Detailed Description of the Content of the Course
ASL 221 represents the first semester of a four-semester sequence and serves as an introduction to American Sign Language and Deaf culture, including both visual literature (ASL) and written literature (English) authored by members of the Deaf culture. Students study and practice basic ASL vocabulary, syntax, and pragmatic language skills. This course emphasizes the learning of basic person-to-person (i.e. “through the air”) conversational signing skills in ASL, including use and comprehension of ASL vocabulary, syntax, pragmatics, and fingerspelling. The course also explores multicultural issues, linguistic code-switching, and language dominance in Deaf education.

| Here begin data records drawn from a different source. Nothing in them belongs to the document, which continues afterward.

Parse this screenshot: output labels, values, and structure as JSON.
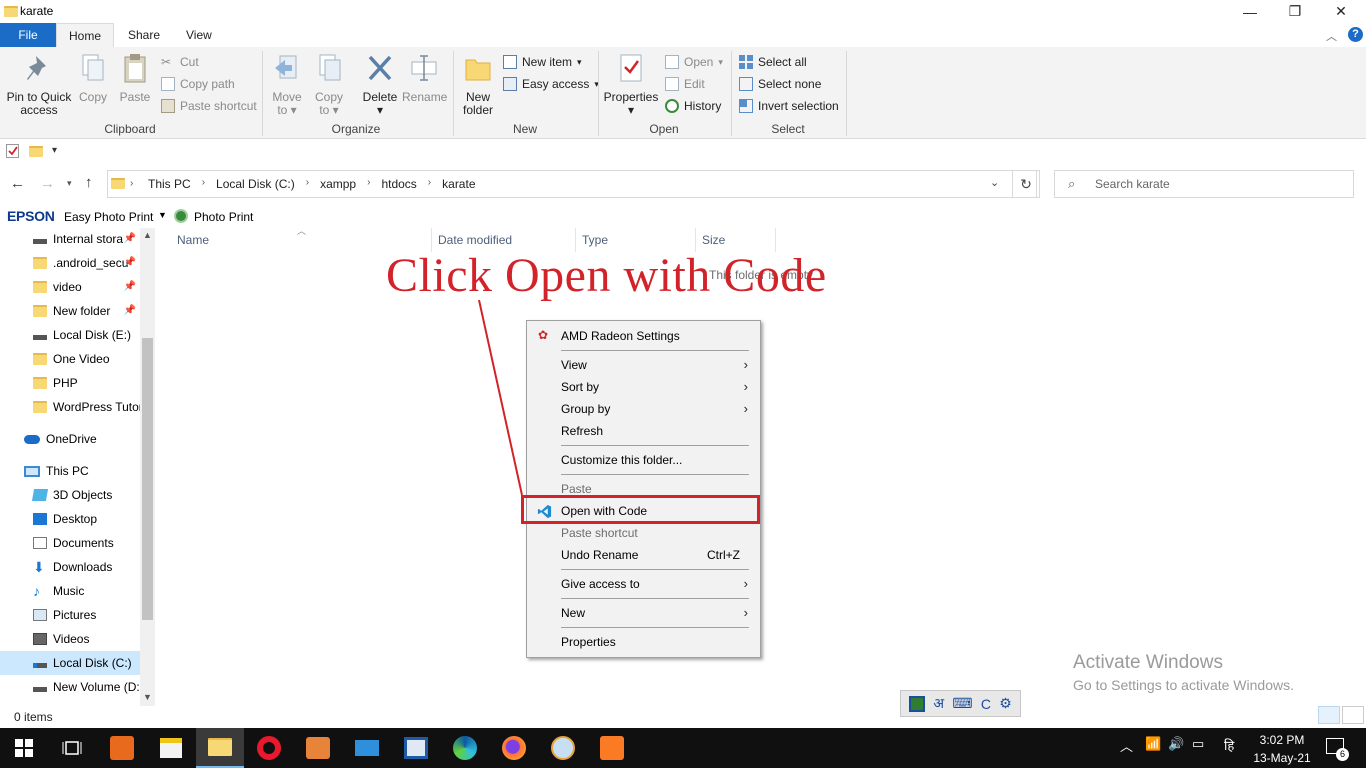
{
  "window": {
    "title": "karate",
    "minimize": "—",
    "maximize": "❐",
    "close": "✕"
  },
  "tabs": {
    "file": "File",
    "home": "Home",
    "share": "Share",
    "view": "View"
  },
  "ribbon": {
    "clipboard": {
      "label": "Clipboard",
      "pin_line1": "Pin to Quick",
      "pin_line2": "access",
      "copy": "Copy",
      "paste": "Paste",
      "cut": "Cut",
      "copy_path": "Copy path",
      "paste_shortcut": "Paste shortcut"
    },
    "organize": {
      "label": "Organize",
      "move_line1": "Move",
      "move_line2": "to",
      "copy_line1": "Copy",
      "copy_line2": "to",
      "delete": "Delete",
      "rename": "Rename"
    },
    "new": {
      "label": "New",
      "new_folder_line1": "New",
      "new_folder_line2": "folder",
      "new_item": "New item",
      "easy_access": "Easy access"
    },
    "open": {
      "label": "Open",
      "properties": "Properties",
      "open": "Open",
      "edit": "Edit",
      "history": "History"
    },
    "select": {
      "label": "Select",
      "select_all": "Select all",
      "select_none": "Select none",
      "invert_selection": "Invert selection"
    }
  },
  "address": {
    "crumbs": [
      "This PC",
      "Local Disk (C:)",
      "xampp",
      "htdocs",
      "karate"
    ],
    "search_placeholder": "Search karate"
  },
  "epson": {
    "brand": "EPSON",
    "easy_photo_print": "Easy Photo Print",
    "photo_print": "Photo Print"
  },
  "nav": {
    "quick": [
      "Internal stora",
      ".android_secu",
      "video",
      "New folder",
      "Local Disk (E:)",
      "One Video",
      "PHP",
      "WordPress Tutor"
    ],
    "onedrive": "OneDrive",
    "this_pc": "This PC",
    "pc_items": [
      "3D Objects",
      "Desktop",
      "Documents",
      "Downloads",
      "Music",
      "Pictures",
      "Videos",
      "Local Disk (C:)",
      "New Volume (D:"
    ]
  },
  "columns": {
    "name": "Name",
    "date_modified": "Date modified",
    "type": "Type",
    "size": "Size"
  },
  "empty_message": "This folder is empty.",
  "annotation": "Click Open with Code",
  "context_menu": {
    "amd": "AMD Radeon Settings",
    "view": "View",
    "sort_by": "Sort by",
    "group_by": "Group by",
    "refresh": "Refresh",
    "customize": "Customize this folder...",
    "paste": "Paste",
    "open_with_code": "Open with Code",
    "paste_shortcut": "Paste shortcut",
    "undo_rename": "Undo Rename",
    "undo_accel": "Ctrl+Z",
    "give_access": "Give access to",
    "new": "New",
    "properties": "Properties"
  },
  "watermark": {
    "line1": "Activate Windows",
    "line2": "Go to Settings to activate Windows."
  },
  "status": {
    "items": "0 items"
  },
  "ime": {
    "hindi": "अ",
    "c": "C"
  },
  "tray": {
    "lang": "हि",
    "time": "3:02 PM",
    "date": "13-May-21",
    "notifications": "6"
  },
  "colors": {
    "accent": "#1a6cc7",
    "annotation": "#d2232a",
    "taskbar": "#101010"
  }
}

Detailed Description of Conduct of Course
This course is taught primarily in ASL (“voice off”), using written, rather than spoken English as needed. ASL syntax, grammar, and vocabulary are studied via lecture and supplemented with videorecordings of fluent ASL signers. Students work in small groups to complete structured practice exercises guided by the instructor. Skill generalization is facilitated through natural conversation requiring spontaneous and contingent responses, and moreover, the use of expressive and receptive ASL clarification strategies. Increasingly, students are expected to rely wholly on ASL communication, and effective use of communication repair strategies as the course progresses. Multicultural issues, linguistic code-switching, and language dominance in Deaf education are studied via assigned readings, lecture, and discussion, drawing upon the scholarly literature and on visual literature (ASL) and written literature (English) authored by members of the Deaf culture. Students attend Silent Gatherings that promote maximum interaction with the Deaf community and facilitate understanding of the dynamic language, culture, and multicultural issues alive in the Deaf community today.

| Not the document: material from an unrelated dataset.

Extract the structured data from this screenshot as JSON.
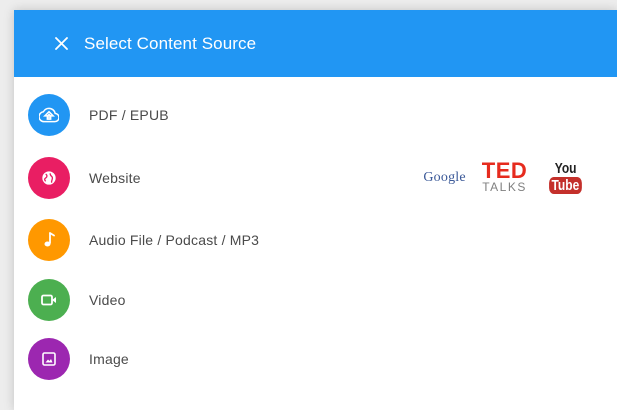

Goals and Objectives of the Course
Goals, objectives, and assignments in this class address NCATE Standard 1b/ Pedagogical Content Knowledge and 1c / Skills Professional and Pedagogical Knowledge and Skills, the Council for Exceptional Children (CEC) Knowledge and Skill Standards, the Council on Education of the Deaf, and the Virginia Department of Education teacher licensure competencies. Code for CEC/CED Standards: CC = Common Core and DH = Deaf and Hard of Hearing; Code for VADOE Standards: VHI = Virginia’s Hearing Impairments PreK-12 and VPS = Virginia’s Professional Studies.
Upon successful completion of this course, students will be able to:
1. Develop initial proficiency in the language used to teach individuals who are deaf or hard of hearing and master sufficient ASL conversational skills and vocabulary to effectively communicate with members of the Deaf community in the United States (DH1S2, VHI8).
2. Develop and enrich cultural competency relative to the deaf community and demonstrate awareness of dynamic language, culture, and multicultural issues alive in the Deaf community today (DH1S2).
3. Participate in an academic exploration of multicultural issues, linguistic
code-switching, and language dominance as it relates to spoken languages in general (DH1S2).
Assessment measures may include class participation, announced and unannounced quizzes, in-class exams, and student presentations completed in ASL, conversational assignments completed in and outside the class, a research paper or academic essay on the language, culture, and and/or literature of the Deaf community. Exams may include interpretation of ASL presented live or on videotape, expressive signing exercises, and objective, written questions. A final comprehensive exam, which may include an ASL component and a written English component, is administered.
Other Course Information
Videotaped material will be made available to students for viewing on their own time for additional practice in comprehending sign language.